Mahkemece, ilamında belirtilen gerekçelerle davanın kabulüne karar verilmiştir.
Hükmün, davalı vekili tarafından temyiz edilmesi üzerine, temyiz isteğinin süresinde olduğu anlaşıldıktan ve Tetkik Hakimi ... tarafından düzenlenen raporla dosyadaki kağıtlar okunduktan sonra, işin gereği düşünüldü ve aşağıdaki karar tespit edildi.
1-Dosyadaki yazılara, toplanan delillere ve hükmün dayandığı gerektirici sebeplere göre, davalı vekilinin, sair temyiz itirazlarının reddi gerekir.
2-Davalıya,01.08.1972 tarihinde gerçekleşen iş kazasından dolayı 01.07.1975 tarihinden itibaren sürekli iş göremezlik geliri bağlandığı, 24.08.1995 tarihli tahsis talebi üzerine, 15.09.1995 tarihinden itibaren yaşlılık aylığı tahsis edildiği; Kurumca, 506 sayılı Kanunun 92. maddesi gereğince, iş kazası gelirinin yarısının ödenmesi gerektiği gerekçesi ile, 15.09.1995-23.01.2006 tarihleri arasında ödenen gelirin, yarısının davalıya borç kaydedilerek, tahsili için eldeki davanın açıldığı anlaşılmaktadır.

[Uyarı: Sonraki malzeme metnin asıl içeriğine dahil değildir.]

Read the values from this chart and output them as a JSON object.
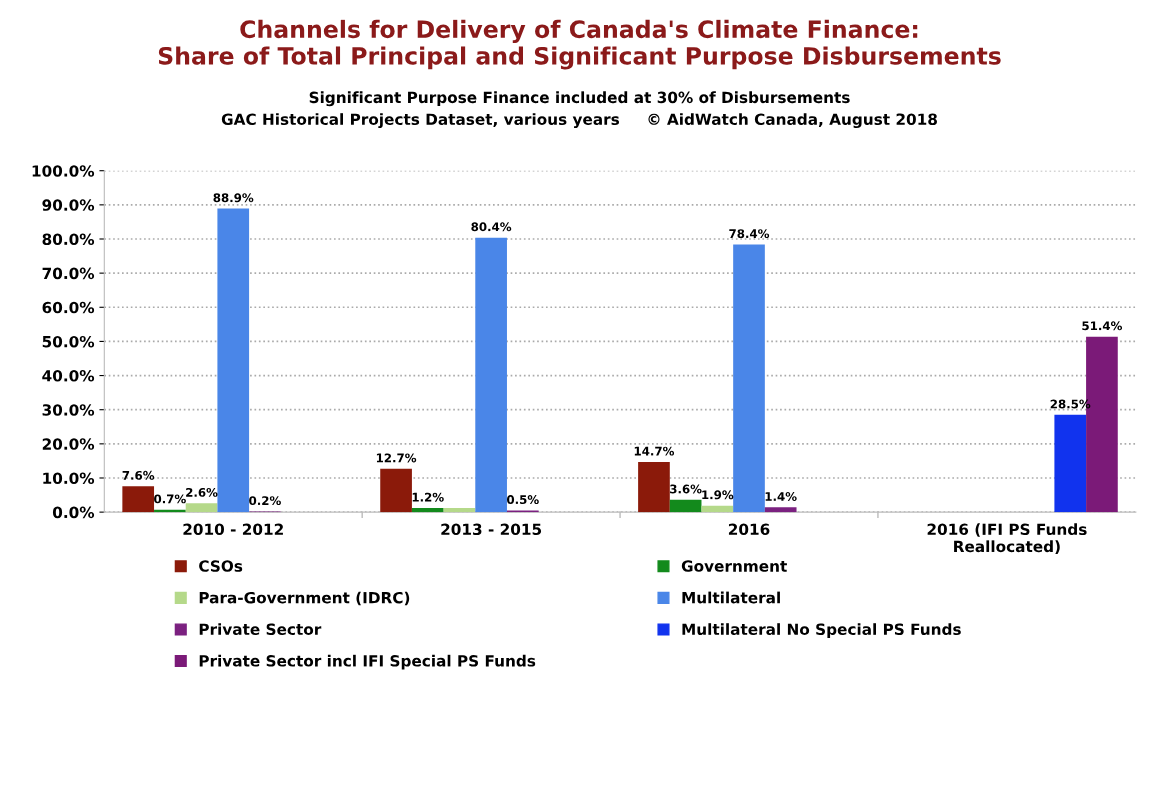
{
  "chart_data": {
    "type": "bar",
    "title": "Channels for Delivery of Canada's Climate Finance:\nShare of Total Principal and Significant Purpose Disbursements",
    "subtitle": "Significant Purpose Finance included at 30% of Disbursements\nGAC Historical Projects Dataset, various years     © AidWatch Canada, August 2018",
    "categories": [
      "2010 - 2012",
      "2013 - 2015",
      "2016",
      "2016 (IFI PS Funds\nReallocated)"
    ],
    "series": [
      {
        "name": "CSOs",
        "color": "#8b1a0a",
        "values": [
          7.6,
          12.7,
          14.7,
          null
        ],
        "value_labels": [
          "7.6%",
          "12.7%",
          "14.7%",
          null
        ]
      },
      {
        "name": "Government",
        "color": "#138a1c",
        "values": [
          0.7,
          1.2,
          3.6,
          null
        ],
        "value_labels": [
          "0.7%",
          "1.2%",
          "3.6%",
          null
        ]
      },
      {
        "name": "Para-Government (IDRC)",
        "color": "#b5d98a",
        "values": [
          2.6,
          1.2,
          1.9,
          null
        ],
        "value_labels": [
          "2.6%",
          null,
          "1.9%",
          null
        ]
      },
      {
        "name": "Multilateral",
        "color": "#4a86e8",
        "values": [
          88.9,
          80.4,
          78.4,
          null
        ],
        "value_labels": [
          "88.9%",
          "80.4%",
          "78.4%",
          null
        ]
      },
      {
        "name": "Private Sector",
        "color": "#7b2180",
        "values": [
          0.2,
          0.5,
          1.4,
          null
        ],
        "value_labels": [
          "0.2%",
          "0.5%",
          "1.4%",
          null
        ]
      },
      {
        "name": "Multilateral No Special PS Funds",
        "color": "#1133ee",
        "values": [
          null,
          null,
          null,
          28.5
        ],
        "value_labels": [
          null,
          null,
          null,
          "28.5%"
        ]
      },
      {
        "name": "Private Sector incl IFI Special PS Funds",
        "color": "#7b1a78",
        "values": [
          null,
          null,
          null,
          51.4
        ],
        "value_labels": [
          null,
          null,
          null,
          "51.4%"
        ]
      }
    ],
    "ylim": [
      0,
      100
    ],
    "yticks": [
      {
        "value": 0,
        "label": "0.0%"
      },
      {
        "value": 10,
        "label": "10.0%"
      },
      {
        "value": 20,
        "label": "20.0%"
      },
      {
        "value": 30,
        "label": "30.0%"
      },
      {
        "value": 40,
        "label": "40.0%"
      },
      {
        "value": 50,
        "label": "50.0%"
      },
      {
        "value": 60,
        "label": "60.0%"
      },
      {
        "value": 70,
        "label": "70.0%"
      },
      {
        "value": 80,
        "label": "80.0%"
      },
      {
        "value": 90,
        "label": "90.0%"
      },
      {
        "value": 100,
        "label": "100.0%"
      }
    ],
    "grid": "y",
    "legend": "bottom"
  }
}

506 sayılı Yasanın 92. maddesinin 2. fıkrasında “Malûllük, yaşlılık ve ölüm sigortaları ile iş kazalariyle meslek hastalıkları sigortasından hak kazanılan aylık ve gelirler birleşirse, sigortalıya veya hak sahibine bu aylık ve gelirlerden yüksek olanın tümü, eksik olanın da yarısı bağlanır. Bu aylık ve gelirler eşitse, iş kazalariyle meslek hastalıkları sigortasından bağlanan gelirin tümü, malûllük, yaşlılık ve ölüm sigortalarından bağlanan aylığın da yarısı verilir. ... ” hükmüne yer verilmiş olup, yaşlılık aylığı ile iş kazası gelirinin birleşmesi halinde davalıya yüksek olanın tümünün, eksik olanın da yarısının ödenmesi gerektiğinde tereddüt bulunmamakta ve iş kazası gelirinin yarısının kesilmesi nedenlerinin de davalı yönünden mevcut olduğu görülmektedir.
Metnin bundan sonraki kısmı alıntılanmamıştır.